DFM Engineering is an American telescope and optics manufacturer founded in 1979 by Frank Melsheimer in Longmont, Colorado, following the successful construction of a then-novel 36-inch telescope for the Monterey Institute for Research in Astronomy. DFM makes medium size Cassegrain telescopes and their associated systems including telescope optics, control systems, and mounts. A range of pre-designed telescopes are made, as are various custom installations.
DFM produces its classical Cassegrain design in various apertures from 16 inches (0.4 m) to 50 inches (1.3 m) and larger. The base DFM 16-inch (40 cm) telescope system cost roughly 94 thousand USD in 2005.

DFM produced a 1.6 m solar telescope for the Big Bear Solar Observatory. The United States Navy purchased a 1.3 m (51-inch) DFM telescope for the United States Naval Observatory Flagstaff Station in Arizona, USA.

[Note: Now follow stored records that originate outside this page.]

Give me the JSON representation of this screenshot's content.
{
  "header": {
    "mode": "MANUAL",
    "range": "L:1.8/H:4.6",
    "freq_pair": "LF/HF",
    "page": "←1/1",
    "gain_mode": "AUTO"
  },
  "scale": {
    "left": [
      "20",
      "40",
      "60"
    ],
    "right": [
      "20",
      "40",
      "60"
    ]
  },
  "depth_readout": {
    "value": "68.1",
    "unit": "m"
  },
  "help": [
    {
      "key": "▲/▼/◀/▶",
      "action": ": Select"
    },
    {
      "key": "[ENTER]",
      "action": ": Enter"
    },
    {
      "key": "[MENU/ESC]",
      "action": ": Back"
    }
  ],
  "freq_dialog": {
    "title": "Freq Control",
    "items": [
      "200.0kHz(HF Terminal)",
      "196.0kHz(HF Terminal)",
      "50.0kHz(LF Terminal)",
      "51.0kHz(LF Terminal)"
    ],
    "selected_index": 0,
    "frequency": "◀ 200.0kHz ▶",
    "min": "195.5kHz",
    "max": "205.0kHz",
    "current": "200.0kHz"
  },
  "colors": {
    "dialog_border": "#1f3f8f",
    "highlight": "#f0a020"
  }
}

DFM installations include many universities and institutions, including: Alfred University, Appalachian State University, Central Michigan University, Chabot Center, Clay Center-Dexter School, College of Charleston, College of Southern Idaho, University of Colorado, Dickinson College, Emory University, Embry-Riddle Aeronautical University, Daytona Beach, Florida Institute of Technology, Johns Hopkins University, Lewis & Clark College, Middlebury College, Monterey Institute for Research in Astronomy, PARI / UNCA, Rowan University, Westmont College, University of Alabama, University of Calgary, University of Victoria, University of Michigan, University of Montreal, University of Wyoming, Valdosta State University, Virginia Military Institute, Williams College, Academia Sinica Institute of Astronomy and Astrophysics, University of the Free State, and Optical Gravitational Lensing Experiment.

DFM engineering produced the telescope for the Asteroid Terrestrial-impact Last Alert System (ATLAS) project. ATLAS was funded by a grant from NASA and includes initially two telescopes set 100 miles (160 km) apart. The telescopes were tested by DFM in Colorado, U.S. in 2015 and are now operational in the Hawaiian Islands. The telescopes are designed to detect large near-Earth objects and identify those which threaten to impact Earth.

DFM also produced the telescope for Meter Class Autonomous Telescope (MCAT). MCAT is designed to look for space debris, with a wide (41 degree) field of view, 4 optics, and 1.4 m aperture. It is a reflecting telescope on a double horseshoe mount. MCAT is located on Ascension Island in the South Atlantic Ocean.